On the flip side, no fault divorce laws will apply to gays who get married. Something tells me that many of them who end up in divorce court will be for an unpleasant surprise. Be careful what you wish for and all.
6 March 2013 @ 8:22 am
I understand that very little is at stake on this issue, practically speaking. If two men want to pretend they’re married, it doesn’t affect me very much. And if people want to give marriage-like rights to same-sex couples, that’s their business.
But to me, calling a same-sex union “marriage” is just as outrageous as calling triangles squares.
Marriage is and has always been between people of the opposite sex. That’s simply what it is. There’s a husband and a wife. Maybe there are several wives. Maybe on some small island somewhere there were several husbands. But it has always been male + female. Always and everywhere.
To call male + male “marriage” is outrageous. We might as well call up down and left right. To me it is that stupid.
This has nothing to do with rights or discrimination or anything like that. To say that we’re discriminating against a same-sex couple by not letting them “marry” is like saying we’re discriminating against children by not letting them be old. It’s just lunacy of the first order.
When Jews decided that the girls were being left out of the Bar Mitzvah fun, they didn’t start giving girls Bar Mitzvahs — which would be absurd since it means “son of the covenant.” They made up a new thing — Bat Mitzvah.
Okay, whatever. Maybe something like that has to be done for same-sex couples.
“Same-sex marriage” is like giving a Bar Mitzvah to a girl. It’s beyond stupid.
One of these days people are going to get sick of the over-reach by the court, and the tendency for liberals to impose their non-majority views on the rest of the country.
This might not be the straw that breaks the camel’s back. But sooner or later people are going to say “I’m mad as Hell and I’m not going to take this any more.”
Or maybe we’re all just comfortably numb with delivery pizza, TV and Internet.
6 March 2013 @ 10:42 am
But sooner or later people are going to say “I’m mad as Hell and I’m not going to take this any more.”
This assumes that people are angry, and those angry people are contiguous in sufficient numbers: what if they’re happy, indifferent, or just disappointed?
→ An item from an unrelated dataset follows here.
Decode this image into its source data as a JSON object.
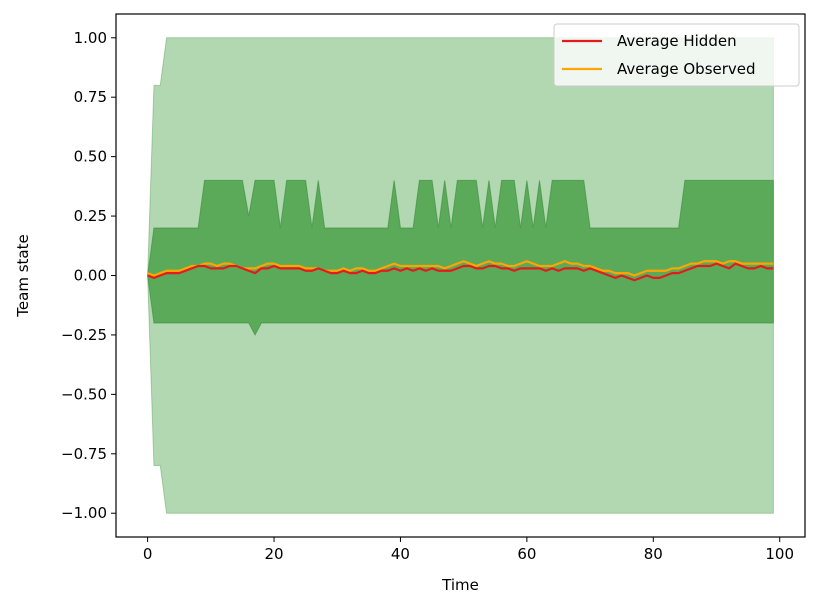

I think more likely than secession is increasing self-segregation, which is why the Left has to insist upon its universal jurisdiction to punish sin, taking private heresy as an offence against God with social consequence and therefore a public crime. They’d express it in secular terms, of course, but if you replace “sin” with “discrimination” and “heresy” with “hate”, then the positions of the Left start making a certain kind of sense.
10 March 2013 @ 4:29 pm
An interesting thesis, Greg. My question is, if this happens, would it be a good thing or a bad thing?
10 March 2013 @ 4:37 pm
Bad thing, Dirk. We need to reform the political system so we don’t get to such crisis points.